I would say that it’s a typical workplace, but I honestly have no idea. My past jobs have been organist, dog walker and dance teacher…not so much your typical workplaces.
It took me a while to get used to it (A large majority of the people who work here are older, of the opposite gender and have actual backgrounds in engineering/business), but now that I have a handle on how things work, who’s who and what questions to ask, I’m really going to miss it.
So what is my current job exactly? If I have to give a simple answer, I now say “Software Test Engineer”. If I have to elaborate a bit, I say that I test the software on medical devices to make sure everything runs correctly by writing and running protocols. If you had asked me 6 months ago, you would have heard quite a lot of stuttering. I’ve pretty much spent the last two years learning how the company is run, what types of products we make and test, learning how to use the equipment we use to test things, and doing whatever I can to be helpful.
Much to my delight, I have actually been able to use my Chinese here. They eventually translated the device I’ve been testing into Chinese…
and I was able to help out with the characters and to run our basic suite of tests in Chinese just to have a record of it. SO much fun.
The first boss that I had here had the incredible perception and confidence in me to realize that I could figure out how to exist and be helpful here, and for that, I cannot be grateful enough. When I first started the job, I couldn’t wait to move on to a new job and any time my dad asked me “would you ever consider working full-time for Welch Allyn?” I scoffed and said that would be ridiculous, I would hate it and why would they ever want to hire me anyway? About a year or so later when I shockingly was asked by my boss if I might consider staying, it actually ended up being a very hard decision.
Where I would like to be
Why am I now heading to China? Because when it comes down to it, I majored in Eastern Asian Studies, I’m not ready to settle down yet, not sure where I’d even want to settle down, and will probably not be happy wondering whether or not I could have actually become fluent at Chinese if I don’t take the opportunity now.
So I’m heading to China basically to see where it takes me and to attempt to become fluent at the language. I have studied on my own, but never really allowed myself to get anywhere because I’ve been too afraid to open my mouth and make a mistake. So, I’m going to move to a place where everyone around me speaks the language and force myself to start making mistakes until I finally make sense of things. From there, I’ll stage new goals.

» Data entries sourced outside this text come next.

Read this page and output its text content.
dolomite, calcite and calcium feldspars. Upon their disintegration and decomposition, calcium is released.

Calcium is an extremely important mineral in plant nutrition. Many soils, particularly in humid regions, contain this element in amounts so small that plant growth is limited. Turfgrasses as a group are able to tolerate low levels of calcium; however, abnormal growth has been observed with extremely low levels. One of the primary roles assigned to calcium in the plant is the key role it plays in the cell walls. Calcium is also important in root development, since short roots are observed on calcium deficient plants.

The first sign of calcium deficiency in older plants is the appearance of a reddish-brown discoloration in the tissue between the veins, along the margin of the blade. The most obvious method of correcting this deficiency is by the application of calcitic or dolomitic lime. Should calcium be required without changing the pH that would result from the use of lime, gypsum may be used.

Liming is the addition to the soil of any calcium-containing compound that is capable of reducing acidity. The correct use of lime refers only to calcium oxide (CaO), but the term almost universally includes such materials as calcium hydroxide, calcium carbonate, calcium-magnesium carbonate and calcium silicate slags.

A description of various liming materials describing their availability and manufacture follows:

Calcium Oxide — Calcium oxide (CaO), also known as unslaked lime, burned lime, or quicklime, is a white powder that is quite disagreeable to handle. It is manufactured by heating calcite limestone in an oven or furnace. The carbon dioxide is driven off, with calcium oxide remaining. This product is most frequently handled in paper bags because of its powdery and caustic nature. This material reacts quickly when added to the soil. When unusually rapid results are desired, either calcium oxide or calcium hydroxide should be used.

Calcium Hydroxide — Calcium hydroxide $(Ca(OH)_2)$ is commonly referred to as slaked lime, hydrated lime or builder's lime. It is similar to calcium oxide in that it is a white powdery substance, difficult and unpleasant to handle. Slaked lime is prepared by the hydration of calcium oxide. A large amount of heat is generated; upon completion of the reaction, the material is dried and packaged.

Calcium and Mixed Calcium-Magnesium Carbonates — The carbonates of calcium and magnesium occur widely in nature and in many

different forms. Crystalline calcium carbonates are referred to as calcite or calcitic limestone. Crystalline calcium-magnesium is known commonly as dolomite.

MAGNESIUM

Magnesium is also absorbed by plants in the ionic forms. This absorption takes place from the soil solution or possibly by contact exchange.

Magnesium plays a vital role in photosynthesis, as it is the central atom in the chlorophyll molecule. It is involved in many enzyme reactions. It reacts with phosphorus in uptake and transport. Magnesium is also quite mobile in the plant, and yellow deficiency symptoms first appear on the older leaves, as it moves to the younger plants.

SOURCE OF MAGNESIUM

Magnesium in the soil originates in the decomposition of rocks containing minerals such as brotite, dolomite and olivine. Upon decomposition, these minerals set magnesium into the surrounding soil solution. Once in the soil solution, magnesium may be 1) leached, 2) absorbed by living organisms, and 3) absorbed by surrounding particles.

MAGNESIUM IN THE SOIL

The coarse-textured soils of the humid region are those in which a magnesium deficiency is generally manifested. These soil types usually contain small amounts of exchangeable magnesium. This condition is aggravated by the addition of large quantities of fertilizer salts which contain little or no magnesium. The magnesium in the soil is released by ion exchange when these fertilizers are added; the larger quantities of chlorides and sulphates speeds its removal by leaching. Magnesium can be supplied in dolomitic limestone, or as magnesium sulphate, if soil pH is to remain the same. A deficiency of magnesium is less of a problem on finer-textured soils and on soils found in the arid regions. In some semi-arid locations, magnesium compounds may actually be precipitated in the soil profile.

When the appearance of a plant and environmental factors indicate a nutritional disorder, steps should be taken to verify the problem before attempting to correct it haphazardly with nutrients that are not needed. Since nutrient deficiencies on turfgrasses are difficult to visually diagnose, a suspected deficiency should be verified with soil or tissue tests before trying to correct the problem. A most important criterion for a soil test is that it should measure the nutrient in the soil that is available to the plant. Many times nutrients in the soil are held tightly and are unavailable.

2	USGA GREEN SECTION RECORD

Where exactly in China? Zhangjiagang in Jiangsu province. It’s about an hour or so from Shanghai and a few other bigger cities and from what I’ve read from people who have lived there, it’s a smaller city that is very very clean. Sounds nice to me because, being so close to other big cities, I can still have a chance to experience the cities but will live in a less smog-in-my-face place that’s perhaps a bit quieter?
What will I be doing there? Learning and teaching. My job is as an English teacher at a foreign language boarding school.
I don’t know what age of students I will have until I get there (anything between K and 12), but I’m supposed to be teaching conversational English and I will also be tutoring. Right now, I already have two Korean siblings that I’m going to be tutoring 5 times a week. I’m excited, but since I’ve never really tutored before, super anxious. I’m hoping that I will find someone to trade English for Chinese lessons with too.
One more very concrete goal: I would like to open up an Irish dance school. I’m very much flexible on the where and when this will happen, but no matter what I end up deciding to do after my time in China, an Irish dance school will definitely be worked into the mix. I fully plan on attempting to teach lessons to anyone who would like to learn while I’m in China as well. There is currently an Irish dance school in Beijing, Hong Kong and Taipei and Riverdance and Lord of the Dance have toured all over China numerous times so I’m hoping there will be interest!